It wasn't long ago that I stood on the battlefield. It was only a short while ago that my hands were weighed down by a rifle and I pulled its trigger with mechanical accuracy ignoring the souls of enemies that wished to torture me as their friends and comrades dropped dead in a bloody cascade of bodies. It hasn't been that long since my nostrils were forced to marinate in the stench of corpses and gunpowder, the two signs that invariably accompanied my arrival on the battlefield and conveyed how cruel reality truly is to both me and all the other breathing corpses lining the battlefield.

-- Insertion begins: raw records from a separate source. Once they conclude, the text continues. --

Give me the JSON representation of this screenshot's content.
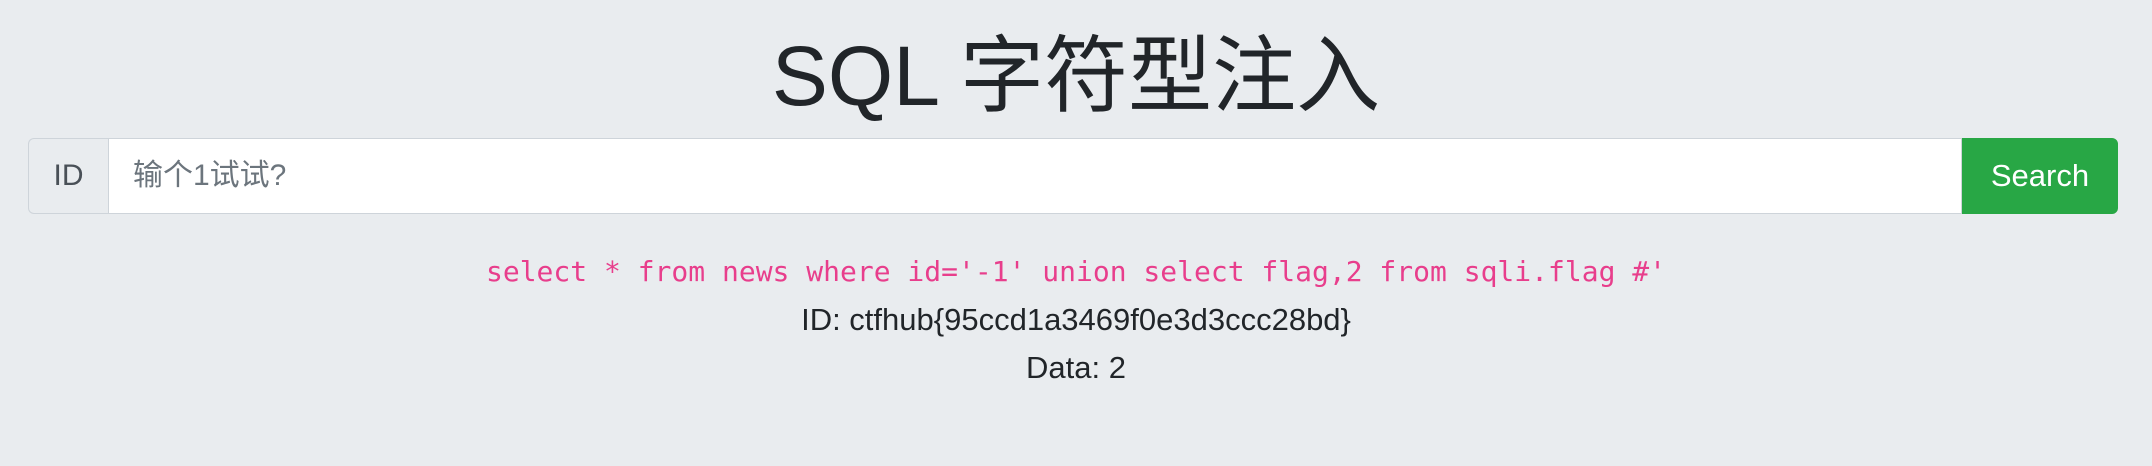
{
  "title": "SQL 字符型注入",
  "search": {
    "addon_label": "ID",
    "placeholder": "输个1试试?",
    "value": "",
    "button_label": "Search"
  },
  "result": {
    "query": "select * from news where id='-1' union select flag,2 from sqli.flag #'",
    "id_line": "ID: ctfhub{95ccd1a3469f0e3d3ccc28bd}",
    "data_line": "Data: 2"
  },
  "colors": {
    "background": "#e9ecef",
    "button": "#28a745",
    "query_text": "#e83e8c",
    "text": "#212529"
  }
}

These two hands of mine were and are still tools for the sake of snuffing out the lives of my fellow humans. It's sad how jaded I've become, especially after I was so happy to be able to work in the same platoon as my mentor and hero; Blake Belladonna and even more so because the platoon's leader was my own elder sister. I always admired their neat, black uniforms that fluttered elegantly with each step they took. Yang always told me that those uniforms were nothing like their actual wartime attire, I had no idea how real her words were until I personally joined the ranks and was stationed in the front lines. The mud-plastered, camouflage uniform baked with sweat solitarily murdered my idea of a neat and clean military life.
My first day as a recruit was anything but pleasant. The war with Vale's neighbouring kingdoms forced the country to start recruiting eligible youths. Young adults full of patriotism found themselves being led into joining the military. Though I can't say I was completely different there was one factor about me that was decidedly different, that being the fact that I knew how terrible and irrational war truly was.
I can recall vividly the horrid tremors of undignified wailing that inelegantly slid down my cheeks after hearing of my mom's, Summer Rose's, death. My gut felt torn and my heart seemed to pragmatically drip remorse. The darkness that overcame my soul allowed me to sink into a place where only dread seemed to remain. The solitary light in my life from that point on was my sister, but with this recent war she was drafted by the military; and so I followed her.